Depending on your tastes, you can play roulette at the Holland Casino at Amsterdam Schiphol or view famous Dutch master paintings at its branch of the Rijksmuseum. Again, depending on taste, you can visit Dr Müller’s sex shop situated along Frankfurt Airport’s concourse or listen to the London Philharmonic at Heathrow.

Should an overnight stay be desired for airport area get-togethers or to simply to shop and relax in the airport city, a growing number of gateways have Terminal-linked 4 and 5-star hotels offering fine dining, nightclubs, and comfort amenities.

Airports as corporate headquarters
Corporate headquarter functions were once the domain of downtown office buildings. No longer. Go to Terminal D at Dallas-Fort Worth International Airport or to the concourse of Detroit Metro’s magnificent McNamara Terminal and you will see business people with bulging briefcases walking from their arrival gates into DFW’s Grand Hyatt and Metro’s swanky Weston Hotel.

They are pouring into these concourse-connected business class hotels not to sleep, but to meet.

DFW’s Grand Hyatt and Detroit Metro’s Weston increasingly serve as virtual headquarters for geographically dispersed corporate staff, executives, and board members who fly in for sales meetings, client contacts, and high-level decision-making.

The full-range of office services and business support staff of a traditional corporate complex are available, including meeting rooms, computers and advanced telecom, secretarial and tech assistance.

Some airport hotels, such as the Sheraton at Amsterdam Schiphol, Hilton at Frankfurt and Sofitel at Heathrow’s Terminal 5 now even rank among the most popular places to hold business meetings in Holland, Germany and the UK respectively.

And airports in Asia are taking ‘doing business’ in them to a new level. For example, in 2010, Hong Kong International Airport opened the world’s largest terminal commercial lounge. Its 15,000sqft facility is a full-service business centre that supports up to 300 users with wireless office workstations, projectors, meeting rooms, advanced videoconference stations, and tech assistance. Large-screen TVs and an all-day buffet provide the entertainment during any downtime.

In tune with today’s corporate needs for quick access to their widely dispersed clients and enterprise partners, The Squaire (designated ‘New Work City’) opened at Frankfurt Airport in 2011. This two million square foot, mainly office and hotel complex, is over 2,000ft long (650 metres) and nine stories high.

Its primary value-proposition is speedy connectivity, not only local and national, but also global. The Squaire is just eight minutes via covered walkway to the airport’s international check-in counters.

In addition to an adjacent high-speed motorway, rapid ground connectivity to much of the region and beyond is provided by the inter city rail station underneath the complex. Served by some 230 long-distance trains daily, The Squaire is without doubt the best-connected office building in Europe.

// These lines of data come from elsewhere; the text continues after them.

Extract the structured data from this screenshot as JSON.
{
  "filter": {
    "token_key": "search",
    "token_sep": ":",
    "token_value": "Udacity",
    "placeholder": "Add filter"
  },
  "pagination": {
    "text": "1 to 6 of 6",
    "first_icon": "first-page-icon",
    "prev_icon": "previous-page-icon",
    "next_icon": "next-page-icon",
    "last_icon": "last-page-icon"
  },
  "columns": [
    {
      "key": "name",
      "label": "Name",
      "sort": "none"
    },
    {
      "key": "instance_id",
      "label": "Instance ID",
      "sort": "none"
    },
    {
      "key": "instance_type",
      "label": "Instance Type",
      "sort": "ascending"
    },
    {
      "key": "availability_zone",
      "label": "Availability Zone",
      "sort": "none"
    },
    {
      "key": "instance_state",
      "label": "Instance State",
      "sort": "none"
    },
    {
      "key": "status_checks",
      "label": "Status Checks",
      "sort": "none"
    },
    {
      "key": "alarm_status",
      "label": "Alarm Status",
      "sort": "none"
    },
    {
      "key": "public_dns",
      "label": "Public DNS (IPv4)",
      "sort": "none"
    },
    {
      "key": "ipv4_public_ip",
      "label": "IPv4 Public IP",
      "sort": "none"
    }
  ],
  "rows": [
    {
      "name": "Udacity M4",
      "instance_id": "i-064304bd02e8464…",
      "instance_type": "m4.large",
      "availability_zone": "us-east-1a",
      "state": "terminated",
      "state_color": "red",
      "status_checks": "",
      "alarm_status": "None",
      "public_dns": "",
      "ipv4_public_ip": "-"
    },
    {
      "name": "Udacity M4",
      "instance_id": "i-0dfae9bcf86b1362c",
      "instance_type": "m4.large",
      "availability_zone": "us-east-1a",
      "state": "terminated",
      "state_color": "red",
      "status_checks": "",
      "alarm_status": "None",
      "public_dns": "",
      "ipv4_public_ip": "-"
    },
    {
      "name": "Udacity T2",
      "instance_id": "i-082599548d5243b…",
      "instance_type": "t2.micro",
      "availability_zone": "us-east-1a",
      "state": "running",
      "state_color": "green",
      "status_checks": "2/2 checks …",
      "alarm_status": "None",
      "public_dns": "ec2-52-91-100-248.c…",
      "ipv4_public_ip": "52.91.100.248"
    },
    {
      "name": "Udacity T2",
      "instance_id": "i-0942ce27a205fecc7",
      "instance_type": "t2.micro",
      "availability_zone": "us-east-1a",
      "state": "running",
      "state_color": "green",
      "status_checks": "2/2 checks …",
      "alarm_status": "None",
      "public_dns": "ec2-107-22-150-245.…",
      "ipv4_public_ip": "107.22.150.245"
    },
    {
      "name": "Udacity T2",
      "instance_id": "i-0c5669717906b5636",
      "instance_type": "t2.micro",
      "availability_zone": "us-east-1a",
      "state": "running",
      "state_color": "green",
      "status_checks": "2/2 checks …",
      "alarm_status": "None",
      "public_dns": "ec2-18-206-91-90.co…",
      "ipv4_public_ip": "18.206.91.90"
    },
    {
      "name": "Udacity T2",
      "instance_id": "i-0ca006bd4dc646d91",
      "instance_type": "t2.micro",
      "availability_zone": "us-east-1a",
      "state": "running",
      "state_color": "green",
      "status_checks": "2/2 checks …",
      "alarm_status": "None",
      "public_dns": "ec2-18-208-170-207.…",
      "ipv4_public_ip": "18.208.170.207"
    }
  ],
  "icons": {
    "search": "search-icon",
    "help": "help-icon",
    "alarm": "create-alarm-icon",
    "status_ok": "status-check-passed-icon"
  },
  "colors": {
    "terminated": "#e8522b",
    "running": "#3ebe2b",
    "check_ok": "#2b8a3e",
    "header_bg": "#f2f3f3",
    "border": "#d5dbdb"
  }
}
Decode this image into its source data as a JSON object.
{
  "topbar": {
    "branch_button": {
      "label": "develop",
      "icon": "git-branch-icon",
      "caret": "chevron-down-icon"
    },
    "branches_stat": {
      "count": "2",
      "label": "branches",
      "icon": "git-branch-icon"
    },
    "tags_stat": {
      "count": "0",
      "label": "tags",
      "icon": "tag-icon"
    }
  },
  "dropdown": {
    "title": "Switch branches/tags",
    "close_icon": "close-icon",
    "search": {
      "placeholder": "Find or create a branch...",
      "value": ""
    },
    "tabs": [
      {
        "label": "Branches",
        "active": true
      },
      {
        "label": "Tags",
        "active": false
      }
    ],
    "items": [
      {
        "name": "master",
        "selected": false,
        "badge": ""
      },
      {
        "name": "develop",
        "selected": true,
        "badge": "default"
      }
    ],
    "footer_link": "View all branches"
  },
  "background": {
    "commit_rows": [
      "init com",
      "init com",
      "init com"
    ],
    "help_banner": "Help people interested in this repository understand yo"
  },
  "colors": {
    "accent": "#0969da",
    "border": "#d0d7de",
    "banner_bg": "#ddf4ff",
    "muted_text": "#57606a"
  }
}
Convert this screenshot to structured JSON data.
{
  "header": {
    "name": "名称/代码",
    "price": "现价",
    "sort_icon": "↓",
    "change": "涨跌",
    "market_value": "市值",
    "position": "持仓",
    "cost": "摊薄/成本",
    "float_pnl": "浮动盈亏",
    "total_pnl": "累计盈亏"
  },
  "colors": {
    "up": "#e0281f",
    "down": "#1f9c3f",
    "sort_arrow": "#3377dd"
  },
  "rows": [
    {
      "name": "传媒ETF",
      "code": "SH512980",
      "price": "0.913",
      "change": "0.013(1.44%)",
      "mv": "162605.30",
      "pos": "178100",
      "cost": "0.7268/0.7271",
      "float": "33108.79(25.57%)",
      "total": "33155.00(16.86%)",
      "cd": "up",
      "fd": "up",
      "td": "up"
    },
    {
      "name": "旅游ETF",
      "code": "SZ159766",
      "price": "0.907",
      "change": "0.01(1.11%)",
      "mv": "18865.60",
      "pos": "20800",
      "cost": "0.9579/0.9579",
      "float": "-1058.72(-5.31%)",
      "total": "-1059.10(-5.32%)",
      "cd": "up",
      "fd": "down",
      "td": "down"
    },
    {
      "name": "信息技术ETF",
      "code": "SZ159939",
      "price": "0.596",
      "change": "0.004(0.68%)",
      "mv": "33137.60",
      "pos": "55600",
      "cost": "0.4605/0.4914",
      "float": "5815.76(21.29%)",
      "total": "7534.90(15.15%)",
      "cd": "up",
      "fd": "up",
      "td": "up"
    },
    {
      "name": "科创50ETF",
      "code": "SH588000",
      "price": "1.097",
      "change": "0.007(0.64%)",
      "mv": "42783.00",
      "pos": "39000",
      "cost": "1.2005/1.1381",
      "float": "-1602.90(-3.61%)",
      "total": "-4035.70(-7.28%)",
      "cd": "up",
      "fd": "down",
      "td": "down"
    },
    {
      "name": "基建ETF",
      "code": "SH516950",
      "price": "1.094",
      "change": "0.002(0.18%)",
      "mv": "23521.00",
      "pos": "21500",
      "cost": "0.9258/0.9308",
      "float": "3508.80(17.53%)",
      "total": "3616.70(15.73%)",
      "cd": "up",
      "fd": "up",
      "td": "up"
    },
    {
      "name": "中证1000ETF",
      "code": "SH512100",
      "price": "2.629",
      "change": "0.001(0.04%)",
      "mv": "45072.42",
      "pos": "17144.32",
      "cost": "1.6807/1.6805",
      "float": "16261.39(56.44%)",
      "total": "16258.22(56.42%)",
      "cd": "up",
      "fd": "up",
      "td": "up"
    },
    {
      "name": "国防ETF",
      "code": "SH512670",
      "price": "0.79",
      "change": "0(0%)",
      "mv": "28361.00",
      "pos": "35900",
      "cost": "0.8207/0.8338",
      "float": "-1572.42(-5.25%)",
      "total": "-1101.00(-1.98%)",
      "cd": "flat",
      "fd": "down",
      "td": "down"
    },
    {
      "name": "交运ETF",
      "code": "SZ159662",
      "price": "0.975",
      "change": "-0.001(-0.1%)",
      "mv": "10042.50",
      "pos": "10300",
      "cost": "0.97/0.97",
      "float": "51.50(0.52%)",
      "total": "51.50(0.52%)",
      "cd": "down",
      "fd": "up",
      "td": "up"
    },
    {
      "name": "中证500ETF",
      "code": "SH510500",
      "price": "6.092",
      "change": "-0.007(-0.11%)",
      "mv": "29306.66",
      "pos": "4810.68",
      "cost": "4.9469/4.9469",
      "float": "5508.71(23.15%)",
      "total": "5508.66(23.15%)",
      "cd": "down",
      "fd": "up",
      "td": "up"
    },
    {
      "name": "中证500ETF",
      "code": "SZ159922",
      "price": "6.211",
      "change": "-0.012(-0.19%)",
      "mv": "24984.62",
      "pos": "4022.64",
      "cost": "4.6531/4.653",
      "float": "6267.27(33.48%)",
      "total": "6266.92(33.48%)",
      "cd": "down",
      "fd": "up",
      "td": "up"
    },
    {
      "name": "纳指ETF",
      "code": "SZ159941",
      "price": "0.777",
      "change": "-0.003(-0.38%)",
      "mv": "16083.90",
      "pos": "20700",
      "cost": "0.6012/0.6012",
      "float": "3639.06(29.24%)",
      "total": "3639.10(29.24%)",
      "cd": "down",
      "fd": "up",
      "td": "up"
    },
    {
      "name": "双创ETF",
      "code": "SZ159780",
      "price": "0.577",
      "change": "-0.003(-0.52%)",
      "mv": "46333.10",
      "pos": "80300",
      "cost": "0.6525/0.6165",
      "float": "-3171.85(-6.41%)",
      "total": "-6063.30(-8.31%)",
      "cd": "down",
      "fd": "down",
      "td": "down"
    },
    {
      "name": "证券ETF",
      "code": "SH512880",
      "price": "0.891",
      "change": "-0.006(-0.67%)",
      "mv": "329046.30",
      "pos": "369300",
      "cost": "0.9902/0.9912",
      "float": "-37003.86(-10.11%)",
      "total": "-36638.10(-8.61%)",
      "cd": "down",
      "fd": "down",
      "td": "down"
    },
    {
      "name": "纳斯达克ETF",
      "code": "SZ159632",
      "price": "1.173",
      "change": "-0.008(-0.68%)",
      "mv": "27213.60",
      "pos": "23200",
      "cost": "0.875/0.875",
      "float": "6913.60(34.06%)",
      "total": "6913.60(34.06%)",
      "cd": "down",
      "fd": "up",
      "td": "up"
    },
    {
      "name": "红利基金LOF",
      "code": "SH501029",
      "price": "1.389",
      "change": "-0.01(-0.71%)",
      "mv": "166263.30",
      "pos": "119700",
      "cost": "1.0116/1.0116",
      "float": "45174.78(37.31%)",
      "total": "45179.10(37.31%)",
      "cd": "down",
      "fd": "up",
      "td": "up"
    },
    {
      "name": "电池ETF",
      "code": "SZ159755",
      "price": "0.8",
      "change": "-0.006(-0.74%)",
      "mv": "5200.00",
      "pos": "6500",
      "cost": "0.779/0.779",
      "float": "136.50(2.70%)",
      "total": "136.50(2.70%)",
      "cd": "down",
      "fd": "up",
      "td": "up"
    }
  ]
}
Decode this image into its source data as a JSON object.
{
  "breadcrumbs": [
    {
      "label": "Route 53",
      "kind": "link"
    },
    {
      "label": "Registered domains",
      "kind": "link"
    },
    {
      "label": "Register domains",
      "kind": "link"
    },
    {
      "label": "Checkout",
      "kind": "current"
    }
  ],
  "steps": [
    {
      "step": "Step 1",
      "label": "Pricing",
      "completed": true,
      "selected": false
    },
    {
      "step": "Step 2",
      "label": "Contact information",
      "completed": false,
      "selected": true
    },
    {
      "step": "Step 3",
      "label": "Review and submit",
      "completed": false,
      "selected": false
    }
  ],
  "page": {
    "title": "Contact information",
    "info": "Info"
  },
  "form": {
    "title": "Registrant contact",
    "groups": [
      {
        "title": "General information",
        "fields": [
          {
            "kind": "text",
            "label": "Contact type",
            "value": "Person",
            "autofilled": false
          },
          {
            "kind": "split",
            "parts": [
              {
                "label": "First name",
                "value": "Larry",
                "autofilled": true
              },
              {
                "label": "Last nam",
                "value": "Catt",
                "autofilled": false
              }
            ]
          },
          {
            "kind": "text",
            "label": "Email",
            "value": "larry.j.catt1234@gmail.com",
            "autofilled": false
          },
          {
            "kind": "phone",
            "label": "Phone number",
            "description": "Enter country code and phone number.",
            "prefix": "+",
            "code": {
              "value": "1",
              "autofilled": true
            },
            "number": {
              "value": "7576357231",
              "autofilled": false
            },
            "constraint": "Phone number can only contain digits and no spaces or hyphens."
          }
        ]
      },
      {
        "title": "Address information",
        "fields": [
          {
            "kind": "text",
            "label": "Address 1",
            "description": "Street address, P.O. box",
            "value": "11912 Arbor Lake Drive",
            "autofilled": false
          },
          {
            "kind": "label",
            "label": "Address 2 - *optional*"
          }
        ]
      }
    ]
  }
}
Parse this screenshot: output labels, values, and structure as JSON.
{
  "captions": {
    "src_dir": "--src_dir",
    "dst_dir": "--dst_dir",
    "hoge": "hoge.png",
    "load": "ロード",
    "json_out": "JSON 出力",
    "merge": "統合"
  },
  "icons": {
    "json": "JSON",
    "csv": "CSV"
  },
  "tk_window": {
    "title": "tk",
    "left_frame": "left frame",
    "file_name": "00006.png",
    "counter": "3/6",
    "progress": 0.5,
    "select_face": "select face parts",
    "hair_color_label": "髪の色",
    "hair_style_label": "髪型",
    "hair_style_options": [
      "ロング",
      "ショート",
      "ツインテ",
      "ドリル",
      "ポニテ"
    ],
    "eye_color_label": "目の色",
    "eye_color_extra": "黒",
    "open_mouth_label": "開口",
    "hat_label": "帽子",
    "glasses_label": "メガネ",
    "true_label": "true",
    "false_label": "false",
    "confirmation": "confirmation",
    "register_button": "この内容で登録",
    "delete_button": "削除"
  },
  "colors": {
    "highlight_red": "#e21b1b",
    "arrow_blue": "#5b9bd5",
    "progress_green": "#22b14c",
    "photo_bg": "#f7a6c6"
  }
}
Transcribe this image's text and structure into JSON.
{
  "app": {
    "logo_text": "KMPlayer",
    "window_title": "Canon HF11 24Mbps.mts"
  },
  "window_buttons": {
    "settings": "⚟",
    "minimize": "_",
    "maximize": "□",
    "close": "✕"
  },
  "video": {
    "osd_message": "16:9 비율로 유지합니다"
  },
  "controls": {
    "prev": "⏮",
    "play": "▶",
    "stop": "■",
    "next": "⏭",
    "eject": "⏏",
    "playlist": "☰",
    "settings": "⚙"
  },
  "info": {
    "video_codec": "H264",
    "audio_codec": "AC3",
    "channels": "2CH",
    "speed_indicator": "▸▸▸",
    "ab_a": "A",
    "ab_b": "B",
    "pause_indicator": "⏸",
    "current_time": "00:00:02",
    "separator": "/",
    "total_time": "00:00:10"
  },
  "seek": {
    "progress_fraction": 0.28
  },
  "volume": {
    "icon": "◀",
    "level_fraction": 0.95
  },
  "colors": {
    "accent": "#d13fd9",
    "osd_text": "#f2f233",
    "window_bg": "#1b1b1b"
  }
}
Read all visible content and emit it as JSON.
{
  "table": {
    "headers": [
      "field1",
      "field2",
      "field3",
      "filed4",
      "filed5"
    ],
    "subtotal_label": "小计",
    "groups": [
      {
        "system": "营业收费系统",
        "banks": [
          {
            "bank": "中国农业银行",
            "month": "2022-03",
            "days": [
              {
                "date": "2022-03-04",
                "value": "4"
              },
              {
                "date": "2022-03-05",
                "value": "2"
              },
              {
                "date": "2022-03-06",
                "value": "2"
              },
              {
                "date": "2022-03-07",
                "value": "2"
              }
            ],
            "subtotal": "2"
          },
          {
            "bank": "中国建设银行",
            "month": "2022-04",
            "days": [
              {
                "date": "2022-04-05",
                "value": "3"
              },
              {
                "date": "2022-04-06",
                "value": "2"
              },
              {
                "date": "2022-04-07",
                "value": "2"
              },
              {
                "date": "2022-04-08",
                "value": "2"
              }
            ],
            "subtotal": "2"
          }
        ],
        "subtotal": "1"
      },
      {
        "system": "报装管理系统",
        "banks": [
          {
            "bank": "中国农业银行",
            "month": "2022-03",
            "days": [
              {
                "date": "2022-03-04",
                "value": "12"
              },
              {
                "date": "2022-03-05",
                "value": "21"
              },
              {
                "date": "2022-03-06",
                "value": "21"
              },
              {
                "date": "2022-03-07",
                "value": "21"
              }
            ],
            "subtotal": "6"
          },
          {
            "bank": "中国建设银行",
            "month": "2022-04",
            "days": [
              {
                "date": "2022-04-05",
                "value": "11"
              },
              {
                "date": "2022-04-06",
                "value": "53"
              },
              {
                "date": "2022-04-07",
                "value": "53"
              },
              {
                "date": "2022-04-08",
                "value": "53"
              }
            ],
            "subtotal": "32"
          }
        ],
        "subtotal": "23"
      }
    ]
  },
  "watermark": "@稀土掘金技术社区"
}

Excellent surface connectivity, together with Frankfurt Airport’s extensive international flight network, has fashioned it into a magnet for offices of travel-intensive firms. One prominent multi-national accounting, auditing, and consulting firm, KPMG, has made The Squaire its European corporate headquarters, occupying 400,000sqft.

A number of major airports now actually exceed many downtown metropolitan central business districts in office space and employment. Rossypole, occupying 160 acres (65 hectares) in the middle of Paris CDG has over 2.5 million sqft (230,000sqm) of offices.

There are around 700 firms based on the 3,200-hectare (7,900 acre) airport property, employing a total of 87,000 people.

Proceeding outwards, there is an additional 770,000 sqm of offices in the immediate vicinity of the airport along with many hotels and logistics facilities. Approximately 250,000 jobs in the Paris region are directly or indirectly related to CDG.